AURORA, Ill. — One week after 17 people were killed at a Florida school, high school students across the Aurora area joined others nationwide in staging walkouts.
At noon Wednesday, Feb. 21, students in the Chicago suburbs of Aurora, Oswego, St. Charles and Batavia walked out of class, seeking to remember those killed at Marjory Stoneman Douglas High School in Florida on Feb. 14 and to advocate for changes to gun laws. Later Wednesday afternoon, a group of East Aurora High School students gathered in downtown Aurora with signs bearing slogans such as "protect kids not guns."
"I personally don't want us to be just another school that gets shot up, especially with the variety of kids we have at our school," said West Aurora High School junior Gabriela Serrano, who said she helped organize the walkout there with another student. "And I felt it was important to let our student body know that we're not going to let that happen."
The walkouts come after survivors of the Parkland, Florida, shooting harshly criticized politicians' response to the incident and their stance on gun laws. Nationwide, other walkouts and marches are planned for later in March and for April 20, the 19th anniversary of the Columbine school shooting.
At West Aurora High School, Serrano and another student who said she helped organize the walkout, senior Mariah Barnett, said everyone has different views on gun control and their ultimate goal was to simply show lawmakers students are serious about demanding action on gun laws.
They spent about 17 minutes outside, giving short speeches about why they were there and spending time in silence to remember the people killed, Serrano and Barnett said.
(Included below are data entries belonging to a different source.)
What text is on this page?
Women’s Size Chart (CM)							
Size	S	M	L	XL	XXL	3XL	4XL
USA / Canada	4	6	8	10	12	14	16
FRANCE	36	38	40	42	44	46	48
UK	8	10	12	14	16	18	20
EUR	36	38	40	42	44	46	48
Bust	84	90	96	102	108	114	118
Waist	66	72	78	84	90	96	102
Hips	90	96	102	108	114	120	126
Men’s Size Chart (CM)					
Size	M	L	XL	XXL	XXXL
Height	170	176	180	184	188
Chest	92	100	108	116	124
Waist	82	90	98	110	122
About 200 of the high school's roughly 3,700 students initially were prepared to walk out, district spokesman Tony Martinez said. Administrators told them they would be considered absent and the same protocols would be followed as any other day, and gave students the option to instead go to the school's auditorium where they could have conversations with each other and adults and write to legislators. The district's schools are the most secure places for students during the day, Martinez said.
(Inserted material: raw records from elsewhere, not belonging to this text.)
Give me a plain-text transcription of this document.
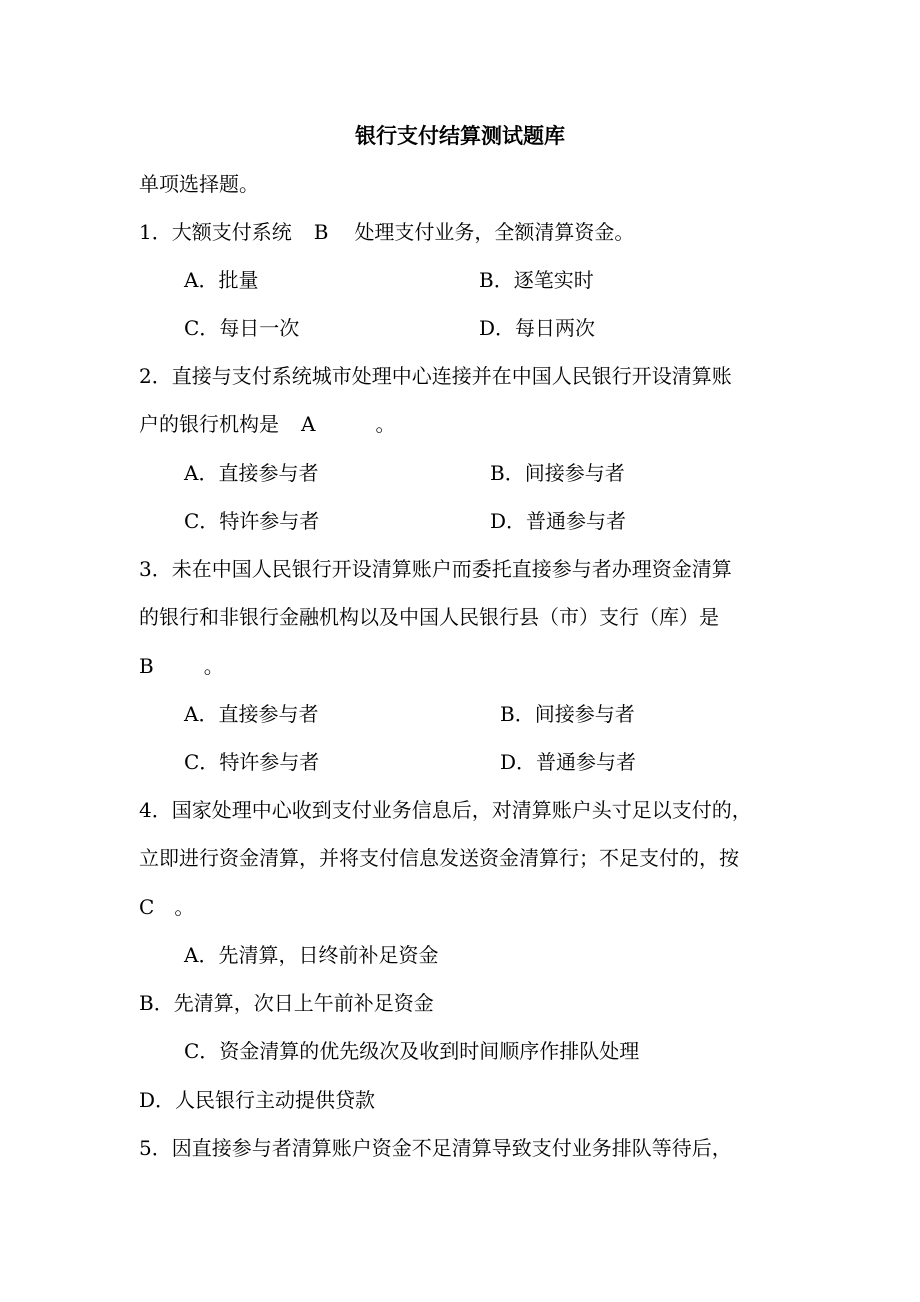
银行支付结算测试题库
单项选择题。
1．大额支付系统 B 处理支付业务，全额清算资金。
A．批量	B．逐笔实时
C．每日一次	D．每日两次
2．直接与支付系统城市处理中心连接并在中国人民银行开设清算账
户的银行机构是 A	。
A．直接参与者	B．间接参与者
C．特许参与者	D．普通参与者
3．未在中国人民银行开设清算账户而委托直接参与者办理资金清算
的银行和非银行金融机构以及中国人民银行县（市）支行（库）是
B	。
A．直接参与者	B．间接参与者
C．特许参与者	D．普通参与者
4．国家处理中心收到支付业务信息后，对清算账户头寸足以支付的，
立即进行资金清算，并将支付信息发送资金清算行；不足支付的，按
C 。
A．先清算，日终前补足资金
B．先清算，次日上午前补足资金
C．资金清算的优先级次及收到时间顺序作排队处理
D．人民银行主动提供贷款
5．因直接参与者清算账户资金不足清算导致支付业务排队等待后，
Ultimately, about 100 students ended up going to the auditorium, and 100 walked out, Martinez said. The majority went back to class after the walkout, he said.
"We encourage students to speak up for what they believe and their views," Martinez said. "But then at the same time, we also encourage them to make sure that what they want to express is productive and really not interrupting the school day, interrupting the learning environment."
Seventeen-minute walkouts also took place at Oswego East High School, where just over 100 of the school's roughly 2,500 students walked out at noon; at Batavia High School, where several hundred of the nearly 2,000 students walked out, a district spokeswoman said; and in St. Charles, where from 150 to 200 students from St. Charles East High School and 27 from St. Charles North left their buildings for 17 minutes, one minute for every person killed at Marjory Stoneman Douglas High School, said Carol Smith, spokeswoman for School District 303.
In Oswego, Community Unit School District 308 spokeswoman Theresa Komitas said Wednesday's walkout was planned fairly last-minute, and district leaders are working on plans for likely upcoming walkouts that allow students to exercise opinions without putting them in harm's way.
Neuqua Valley High School in Naperville had about 30 students participate in a walkout, a district spokeswoman said.
At East Aurora High School, about 30 students walked out and, at the request of administrators, gathered in the high school stadium, district spokesman Tom Jackson said. They remained outside for 17 minutes in recognition of the 17 people killed, he said.
East Aurora High School Principal Marina Kosak encouraged participating students to find constructive ways to express their beliefs, such as writing letters to U.S. lawmakers, Jackson said. When they came back inside, each was scanned with a security wand and searched, per school safety protocol, he said.
Seven of those students went to a downtown Aurora corner to protest gun violence and advocate for making guns less accessible. They were met with honks from passing cars and a high-five or discussion on gun laws from passersby.
One of the students, senior Zinnia Medrano, said she wanted to see tougher gun laws "so that we aren't afraid of going to school." Senior Jayson Ramos said mothers shouldn't be afraid to send their kids to school.
Barnett and Serrano said they hoped to plan an upcoming event related to the Florida shooting with West Aurora students.
Barnett said this West Aurora walkout grew out of a Twitter post she saw the night before. She and Serrano worked to spread the word quickly on social media.
They walked out to make their voices heard, and she thinks it was successful: now others are talking about what they did, Barnett said.
West Aurora senior Sara Steelglove, who said she participated in the walkout there, said she wouldn't be surprised if a shooting happened at her school knowing how prevalent guns are in the Aurora area. She hopes the walkout drew attention to the gun issue.
"Living where we live in the Chicagoland area, which is one of the most violent places, and going and shooting people, that's just not right," she said. "And especially kids. Kids have so much more growing up to do. Going into the high school, it's like, they won't be able to see graduation day. The kids that get hurt or the kids that get killed, they don't get to see their graduation day. They don't get to see their wedding day. And the parents don't get to see them doing all the stuff that they want them to do."